Chinatown

B3_Chinese_New_YearBy night, Chinatown is a forlorn nexus of stumbling humanity.

Transient shades in motion, empty or full of pretense

all are made to wait under awnings

for the passing rain

that slants through street lamps

and beads the hanging wires

to become strings of light

tying together a kind of deranged continuity.

All streets lead back here for me,

caught in its vortex ,

Chinatown’s story a complex scent

of piss, jasmine and sandlewood insense.

Layered between 4 blocks in the deception of memory,

lest we forget the plague and the fire that swept through,

the dispossessed perched on rooftops

watching the blaze erase all they had accumulated

from field to storefront,

a shifting wind took everything.

Tongues of flame from the past relapse

in the shadowplay as neons go on and off again.

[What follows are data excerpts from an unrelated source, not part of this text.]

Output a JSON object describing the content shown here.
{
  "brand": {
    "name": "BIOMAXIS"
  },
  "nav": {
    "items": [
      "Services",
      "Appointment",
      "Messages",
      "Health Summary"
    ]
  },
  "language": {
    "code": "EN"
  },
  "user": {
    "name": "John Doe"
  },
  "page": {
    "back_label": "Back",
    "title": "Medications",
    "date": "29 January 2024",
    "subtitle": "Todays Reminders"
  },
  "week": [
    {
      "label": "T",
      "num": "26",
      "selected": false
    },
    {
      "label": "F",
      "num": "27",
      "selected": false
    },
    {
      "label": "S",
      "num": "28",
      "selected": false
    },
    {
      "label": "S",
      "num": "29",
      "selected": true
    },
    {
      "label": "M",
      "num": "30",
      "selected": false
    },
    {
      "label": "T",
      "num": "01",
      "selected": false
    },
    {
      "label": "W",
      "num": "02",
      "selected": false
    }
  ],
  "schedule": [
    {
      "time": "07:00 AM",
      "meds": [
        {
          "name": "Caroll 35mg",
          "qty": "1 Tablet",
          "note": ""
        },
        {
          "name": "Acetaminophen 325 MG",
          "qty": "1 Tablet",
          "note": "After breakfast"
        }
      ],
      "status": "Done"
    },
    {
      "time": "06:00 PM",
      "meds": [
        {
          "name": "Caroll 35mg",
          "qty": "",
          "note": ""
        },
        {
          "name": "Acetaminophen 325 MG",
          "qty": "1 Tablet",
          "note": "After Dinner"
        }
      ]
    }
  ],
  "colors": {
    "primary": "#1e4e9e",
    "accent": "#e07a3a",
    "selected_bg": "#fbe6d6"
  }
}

Illuminated windows arabesque what’s behind

a vision, a suggestion,

somewhere subterranean in the imagination,

plush chambers red and tassled,

host unseen scenarios in the candlelight.

There’s no moon to feed through pinched alleys,

so we’ll leave the darkness there to hold course

like a muddy river down the gutter

for the losers and winners in hidden gambling parlors.

The lion dancers come out on New Years

to bless thresholds and eat red qing envelopes,

stamping spirit in smoke,

chasing away any evilĀ  Chinatown would invoke.

In a steaming kitchen after the drum beat dims,

gather in the cacophonous din of conversation.

If drunk on an internal dialogue, you can empty it

in the rattle of tea cups looking to be filled again.

Amidst these distractions, euphoria

in this gloriously chaotic quarter,

you can start all over.

Chinatown, a microcosm, degraded yet venerated,

full of deals, cheap thrills,

maneuvering through the streets again,

like a paper dragon

ushering in the next layer of its regeneration.